Kindness in the Kingdom Hall
Jehovah's Witnesses are the warmest bunch of believers the OCeeker has encountered in all his seeking days. You know something, oh congregants of the evangelical kind who ignore your visitors and gather in familiar clusters? The OCeeker was greeted by no less than a dozen J-Dubs, and one man, named after the disciple whom Jesus loved, offered to sit next to your rabbi and help him understand the service.
The congregation was a balanced mix of crackers, Mexis, Asians and soul-brethren. Many women were hot as hell, seeing as how there is always something sexy about a conservatively dressed, good-lookin' gal. And the OCeeker loves 'em black, white, even Puerto Rican or Haitian. They were all suited and booted, and the OCeeker stood out like a sore thumb among them. The disciple whom Jesus loved opened a song book, and he and the OCeeker sang praises side-by-side. Imagine Yves Saint Laurent standing next to Larry the Cable Guy in the house of the holy.
Being as it was Bible study night and all, the service was mostly a didactic proceeding filled with Scripture readings and teachings from a variety of church members who took the pulpit, or else spoke from the pews when a game show-esque usher delivered a microphone to them. It was a cool turn from the glory-hogging ways of today's preachers. Two neat things stood out to the OCeeker: everyone was called on by name, showing that the church is a close-knit group that knows its members well, and children were allowed to participate. Precious in the sight of the Lord is the training up of l'il heretics.
We read from a Bible study booklet focused on the Acts of the Apostles, specifically looking at how St. Paul ministered to believers and faced tribulations while preaching to angry mobs in Jerusalem.
One sister in the congregation said the lesson she learned is that when a member of the church is  going through trouble such as sickness, “we want to offer our time and help them and try to give some words of encouragement.”
While earth-shattering insights weren't shared, it was encouraging to know that an Orange County congregation is paying attention to what is being taught.
Then it was time for skits, which really were brief demonstrations of how to mindfuck the unsuspecting into accepting the religion.

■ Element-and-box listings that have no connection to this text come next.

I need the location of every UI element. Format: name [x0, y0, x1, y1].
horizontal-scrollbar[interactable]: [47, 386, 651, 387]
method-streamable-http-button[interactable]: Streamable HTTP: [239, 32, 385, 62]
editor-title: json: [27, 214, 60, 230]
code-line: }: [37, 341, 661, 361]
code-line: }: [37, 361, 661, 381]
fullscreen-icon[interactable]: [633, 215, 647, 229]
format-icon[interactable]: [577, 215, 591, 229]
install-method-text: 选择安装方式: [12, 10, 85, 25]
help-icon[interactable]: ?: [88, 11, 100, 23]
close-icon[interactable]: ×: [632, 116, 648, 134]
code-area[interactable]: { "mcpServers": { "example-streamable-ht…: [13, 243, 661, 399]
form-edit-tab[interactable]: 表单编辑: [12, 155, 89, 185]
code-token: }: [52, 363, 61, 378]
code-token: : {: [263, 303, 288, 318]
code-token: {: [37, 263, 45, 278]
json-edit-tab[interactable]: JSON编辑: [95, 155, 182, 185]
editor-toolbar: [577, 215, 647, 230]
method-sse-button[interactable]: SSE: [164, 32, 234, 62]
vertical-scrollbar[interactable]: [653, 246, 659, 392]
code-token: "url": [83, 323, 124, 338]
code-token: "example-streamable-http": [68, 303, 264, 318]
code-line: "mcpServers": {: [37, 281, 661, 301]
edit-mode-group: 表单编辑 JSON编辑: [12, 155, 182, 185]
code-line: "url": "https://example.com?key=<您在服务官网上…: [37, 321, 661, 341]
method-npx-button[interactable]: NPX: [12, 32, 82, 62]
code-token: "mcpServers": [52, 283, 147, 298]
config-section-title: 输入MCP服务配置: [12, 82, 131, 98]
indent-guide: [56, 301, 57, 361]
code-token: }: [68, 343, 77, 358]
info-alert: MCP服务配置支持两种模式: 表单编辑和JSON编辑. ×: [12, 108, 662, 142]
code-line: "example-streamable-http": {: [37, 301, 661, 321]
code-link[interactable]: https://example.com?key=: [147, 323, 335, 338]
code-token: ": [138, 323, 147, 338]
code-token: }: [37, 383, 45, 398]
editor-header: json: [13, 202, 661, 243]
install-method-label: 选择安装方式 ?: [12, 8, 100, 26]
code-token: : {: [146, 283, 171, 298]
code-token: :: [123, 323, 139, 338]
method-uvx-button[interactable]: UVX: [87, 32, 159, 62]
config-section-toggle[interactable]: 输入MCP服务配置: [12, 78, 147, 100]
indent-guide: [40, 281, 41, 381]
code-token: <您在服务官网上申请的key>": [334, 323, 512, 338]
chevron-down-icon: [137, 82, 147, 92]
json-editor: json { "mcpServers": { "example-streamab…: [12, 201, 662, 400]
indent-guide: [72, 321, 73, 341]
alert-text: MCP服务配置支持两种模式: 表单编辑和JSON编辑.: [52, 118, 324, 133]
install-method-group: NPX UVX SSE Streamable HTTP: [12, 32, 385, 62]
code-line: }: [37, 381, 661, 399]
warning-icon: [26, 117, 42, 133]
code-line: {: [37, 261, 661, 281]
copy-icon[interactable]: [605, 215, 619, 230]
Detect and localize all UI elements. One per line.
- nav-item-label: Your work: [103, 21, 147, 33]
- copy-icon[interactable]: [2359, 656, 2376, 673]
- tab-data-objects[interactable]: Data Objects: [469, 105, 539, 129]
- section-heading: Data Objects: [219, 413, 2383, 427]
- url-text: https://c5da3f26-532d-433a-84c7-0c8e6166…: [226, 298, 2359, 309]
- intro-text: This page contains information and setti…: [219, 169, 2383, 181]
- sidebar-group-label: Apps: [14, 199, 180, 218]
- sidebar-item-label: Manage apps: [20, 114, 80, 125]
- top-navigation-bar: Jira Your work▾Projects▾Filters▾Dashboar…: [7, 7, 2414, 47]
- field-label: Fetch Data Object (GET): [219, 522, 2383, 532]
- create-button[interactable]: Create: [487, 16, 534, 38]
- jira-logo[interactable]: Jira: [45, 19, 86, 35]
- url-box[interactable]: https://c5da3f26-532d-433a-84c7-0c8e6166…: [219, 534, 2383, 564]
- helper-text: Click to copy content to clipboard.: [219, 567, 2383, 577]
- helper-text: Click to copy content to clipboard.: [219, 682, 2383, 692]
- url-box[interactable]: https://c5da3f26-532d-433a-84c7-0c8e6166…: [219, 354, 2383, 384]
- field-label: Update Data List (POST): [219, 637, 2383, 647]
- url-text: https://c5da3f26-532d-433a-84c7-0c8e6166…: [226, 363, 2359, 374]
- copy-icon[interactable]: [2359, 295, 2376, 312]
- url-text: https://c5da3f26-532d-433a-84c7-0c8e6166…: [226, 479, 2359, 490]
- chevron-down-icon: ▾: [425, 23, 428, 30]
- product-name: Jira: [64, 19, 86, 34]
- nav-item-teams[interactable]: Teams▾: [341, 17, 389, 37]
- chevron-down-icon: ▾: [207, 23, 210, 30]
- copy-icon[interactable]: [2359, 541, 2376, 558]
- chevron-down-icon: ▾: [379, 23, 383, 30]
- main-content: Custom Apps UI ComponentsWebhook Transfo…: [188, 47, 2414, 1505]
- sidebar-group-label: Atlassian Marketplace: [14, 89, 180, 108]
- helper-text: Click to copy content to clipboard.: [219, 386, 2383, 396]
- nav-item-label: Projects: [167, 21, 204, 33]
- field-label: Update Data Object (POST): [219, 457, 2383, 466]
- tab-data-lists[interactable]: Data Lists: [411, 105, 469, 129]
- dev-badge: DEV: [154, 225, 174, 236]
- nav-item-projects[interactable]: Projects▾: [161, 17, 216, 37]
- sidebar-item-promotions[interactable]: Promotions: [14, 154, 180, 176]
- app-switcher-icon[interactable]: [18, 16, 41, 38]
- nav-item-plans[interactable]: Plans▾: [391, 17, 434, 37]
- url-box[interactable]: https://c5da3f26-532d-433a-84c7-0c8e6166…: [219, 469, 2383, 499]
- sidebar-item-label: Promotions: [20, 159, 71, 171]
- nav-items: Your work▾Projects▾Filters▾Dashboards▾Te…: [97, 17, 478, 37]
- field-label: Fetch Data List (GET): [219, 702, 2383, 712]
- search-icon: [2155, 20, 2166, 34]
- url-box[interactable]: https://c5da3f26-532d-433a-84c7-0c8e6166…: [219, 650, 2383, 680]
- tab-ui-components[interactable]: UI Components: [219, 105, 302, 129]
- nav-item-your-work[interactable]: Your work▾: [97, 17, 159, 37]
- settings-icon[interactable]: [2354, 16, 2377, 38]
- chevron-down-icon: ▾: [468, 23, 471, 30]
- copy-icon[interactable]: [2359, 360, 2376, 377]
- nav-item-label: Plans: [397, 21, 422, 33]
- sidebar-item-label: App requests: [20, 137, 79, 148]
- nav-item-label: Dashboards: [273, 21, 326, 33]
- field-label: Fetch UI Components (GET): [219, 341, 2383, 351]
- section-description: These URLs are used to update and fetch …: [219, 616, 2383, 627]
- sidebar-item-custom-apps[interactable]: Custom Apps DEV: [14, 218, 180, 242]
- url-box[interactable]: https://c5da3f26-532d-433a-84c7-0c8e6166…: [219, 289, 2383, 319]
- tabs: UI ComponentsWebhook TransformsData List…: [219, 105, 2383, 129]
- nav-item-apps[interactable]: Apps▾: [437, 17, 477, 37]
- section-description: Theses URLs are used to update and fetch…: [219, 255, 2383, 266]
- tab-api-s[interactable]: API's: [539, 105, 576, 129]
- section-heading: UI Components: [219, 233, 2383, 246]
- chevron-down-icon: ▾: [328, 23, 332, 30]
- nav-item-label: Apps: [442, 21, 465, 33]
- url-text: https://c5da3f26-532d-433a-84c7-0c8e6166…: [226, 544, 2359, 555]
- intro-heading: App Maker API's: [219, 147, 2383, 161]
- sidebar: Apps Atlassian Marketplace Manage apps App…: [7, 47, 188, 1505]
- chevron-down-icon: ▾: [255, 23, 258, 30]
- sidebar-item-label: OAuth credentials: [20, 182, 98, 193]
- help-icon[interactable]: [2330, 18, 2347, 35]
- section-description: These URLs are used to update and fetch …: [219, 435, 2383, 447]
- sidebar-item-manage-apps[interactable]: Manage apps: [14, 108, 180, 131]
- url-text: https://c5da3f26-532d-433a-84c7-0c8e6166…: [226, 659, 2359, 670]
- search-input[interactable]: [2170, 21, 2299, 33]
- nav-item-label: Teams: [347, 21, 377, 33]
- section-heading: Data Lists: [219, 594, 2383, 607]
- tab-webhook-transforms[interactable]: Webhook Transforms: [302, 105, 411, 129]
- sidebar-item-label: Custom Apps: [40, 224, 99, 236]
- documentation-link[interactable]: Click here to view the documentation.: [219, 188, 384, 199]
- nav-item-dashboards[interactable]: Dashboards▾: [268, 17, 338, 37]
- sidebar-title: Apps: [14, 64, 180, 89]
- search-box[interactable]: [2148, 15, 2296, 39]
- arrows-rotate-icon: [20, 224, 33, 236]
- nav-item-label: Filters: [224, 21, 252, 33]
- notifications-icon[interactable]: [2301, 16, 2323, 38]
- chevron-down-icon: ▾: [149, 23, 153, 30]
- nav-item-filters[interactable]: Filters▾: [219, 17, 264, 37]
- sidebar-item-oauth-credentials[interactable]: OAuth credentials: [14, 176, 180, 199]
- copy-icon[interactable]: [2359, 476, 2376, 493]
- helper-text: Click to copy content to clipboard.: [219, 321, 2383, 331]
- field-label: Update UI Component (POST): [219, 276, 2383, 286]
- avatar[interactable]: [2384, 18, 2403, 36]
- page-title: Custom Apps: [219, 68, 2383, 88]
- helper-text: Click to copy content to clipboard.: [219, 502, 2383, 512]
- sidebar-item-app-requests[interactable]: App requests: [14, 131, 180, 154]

One involved a woman demonstrating how to help a struggling Bible student understand how to apply the Scriptures to her life. Another, put on by two men, showed the congregation how to handle hostile people at the doorstep when they go witnessing. A final sketch saw a woman getting church magazines into the hands of a pagan. 
The nearly two-hour service included a hymn that is appropriately titled “Make the Truth Your Own”. 

 
Upon a final prayer, the disciple whom Jesus loved offered to visit Chateau de Seeker for a Bible study. Didn't happen. But your pious scribe gladly accepted Bible study material and a couple of magazines.
The OCeeker gave the service three out of five false prophets. The Jehovah's Witnesses rightly teach everything they get wrong.